Named Pitt's 2008 Franz Lehar Composer, Felder's music will be featured Sunday night at Bellefield Hall Auditorium. "Colleccion Nocturna" and "partial[dist]res[s]toration" will give the Music On the Edge audience compelling entry points into Felder's unique compositional aesthetic -- an aesthetic that approaches sound from the inside out.
- Featuring: New music by David Felder, Eugene Phillips and Eric Moe.
- Where: Bellefield Hall Auditorium.
- When: 8 p.m. Sunday.
- Tickets: $5-$15.
- More information: 412-394-3353.
Felder describes his musical voice as one that is "less focused on harmony and more concerned with the 'verticalization' of what we hear in a sound." The result is music that explores the subtle timbral variations contained within a single tone. To make audible the many timbral colors available to a single pitch, at times, Felder will repeat a note and ask the player to change performance technique with each reiteration.
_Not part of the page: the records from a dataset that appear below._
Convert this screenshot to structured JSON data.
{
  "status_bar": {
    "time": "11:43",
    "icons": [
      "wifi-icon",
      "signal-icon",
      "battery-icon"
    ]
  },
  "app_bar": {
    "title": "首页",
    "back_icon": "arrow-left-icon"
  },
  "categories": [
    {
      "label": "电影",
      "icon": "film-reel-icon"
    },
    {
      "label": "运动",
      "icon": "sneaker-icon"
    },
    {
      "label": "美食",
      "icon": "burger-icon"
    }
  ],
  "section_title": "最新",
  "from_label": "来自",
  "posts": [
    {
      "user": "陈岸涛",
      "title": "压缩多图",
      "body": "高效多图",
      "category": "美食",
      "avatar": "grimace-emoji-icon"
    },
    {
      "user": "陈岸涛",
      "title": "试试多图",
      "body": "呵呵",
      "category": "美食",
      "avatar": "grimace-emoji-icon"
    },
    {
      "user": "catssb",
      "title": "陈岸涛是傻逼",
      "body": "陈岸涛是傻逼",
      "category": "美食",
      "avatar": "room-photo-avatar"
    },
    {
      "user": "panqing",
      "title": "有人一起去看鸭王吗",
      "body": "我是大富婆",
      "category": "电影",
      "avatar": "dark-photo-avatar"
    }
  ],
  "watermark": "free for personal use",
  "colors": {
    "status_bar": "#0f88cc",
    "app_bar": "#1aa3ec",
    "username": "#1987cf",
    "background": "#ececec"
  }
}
The constant pitch changes inflection through different timbres.
Felder began developing his ear for close listening to timbral differences in junior high school as a licensed amateur radio operator. Listening through the frequencies of radio static, he learned to distinguish the meaningful, Morse Code rhythms of other radio operators. Normally operating within a limited broadcasting range, Felder remembers the amplification that solar flares once brought to his radio signal in the seventh grade, allowing him to directly communicate with an operator in Cuba.
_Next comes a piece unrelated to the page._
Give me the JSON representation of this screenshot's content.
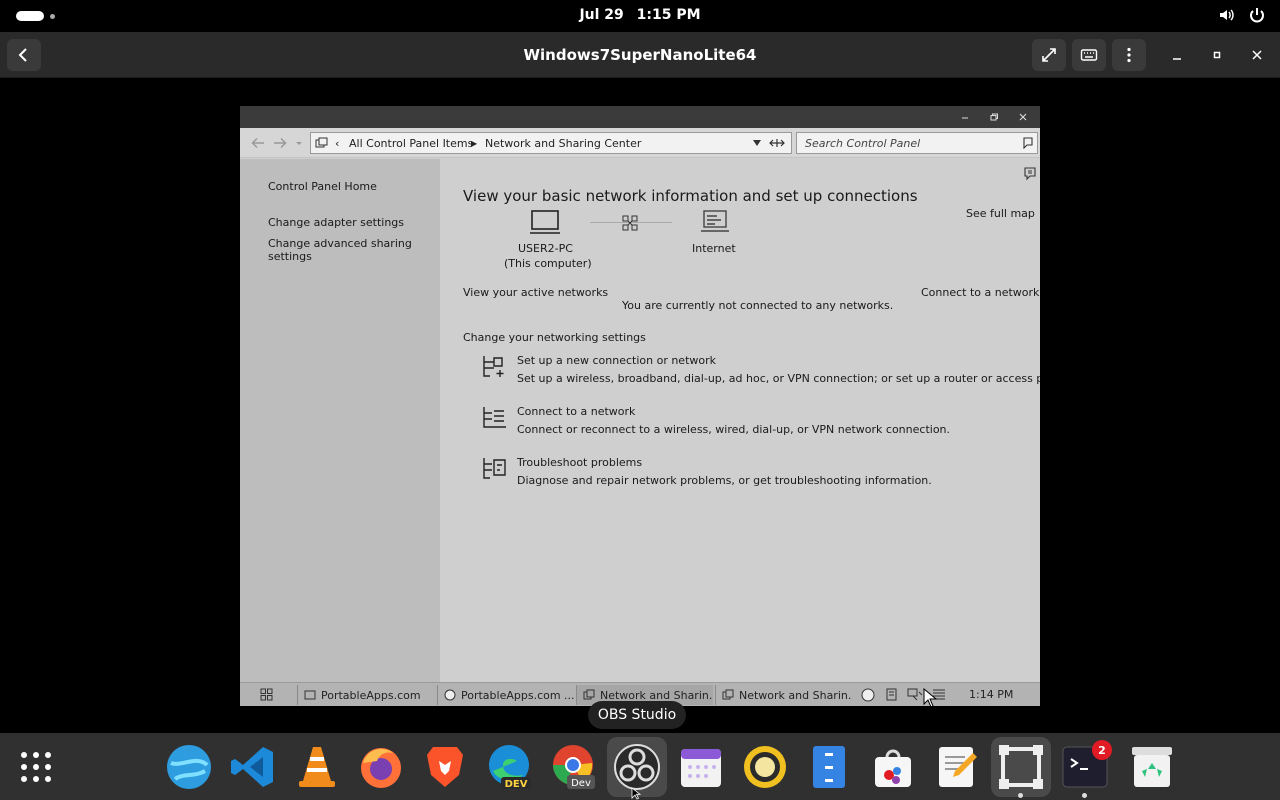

His compositions become a complex of associations, both external and personal. In 2001, culling material from his sketch pads, Felder wrote his six-movement "partial[dist]res[s]toration" as an extended slow movement for the New York New Music Ensemble. Partially referring to the process of distressing new furniture to resemble antiques, the title came to him while channel surfing. The title also describes the manipulations of his musical materials throughout the work. After a flashy opening, the work dissolves into "a [musical] space in which a lot of things are resonating." The final movement, "die felder sind grau," initially emerged to Felder from the Bruce Hornsby tune "Fields of Gray," a song Felder would sing to his son as a lullaby. It is composed so that the University of Buffalo's Slee Concert Hall "would sing in response to the resonances."
In addition to his teaching position at the University of Buffalo, Felder hosts the annual new music festival in June in Buffalo. In 1985, Felder resurrected the festival founded by Morton Feldman in 1975. Since then, 600 young composers have participated in the festival.
During his 23 years as the festival's artistic director, Felder has observed that the growth in student composers' "overall competency level" has come at the cost of the students' "attitude[s] toward risk taking." He attributes this inverse relationship to the general atmosphere fostered by the "academic universe" as "a place where [creative] risk is [not] rewarded."
Recognizing that excellence in the arts cannot be predicted, his advice to young composers is to "work really hard to find out what you want to do and work to do it." It's advice that parallels the encouragement Felder received during his own undergraduate career.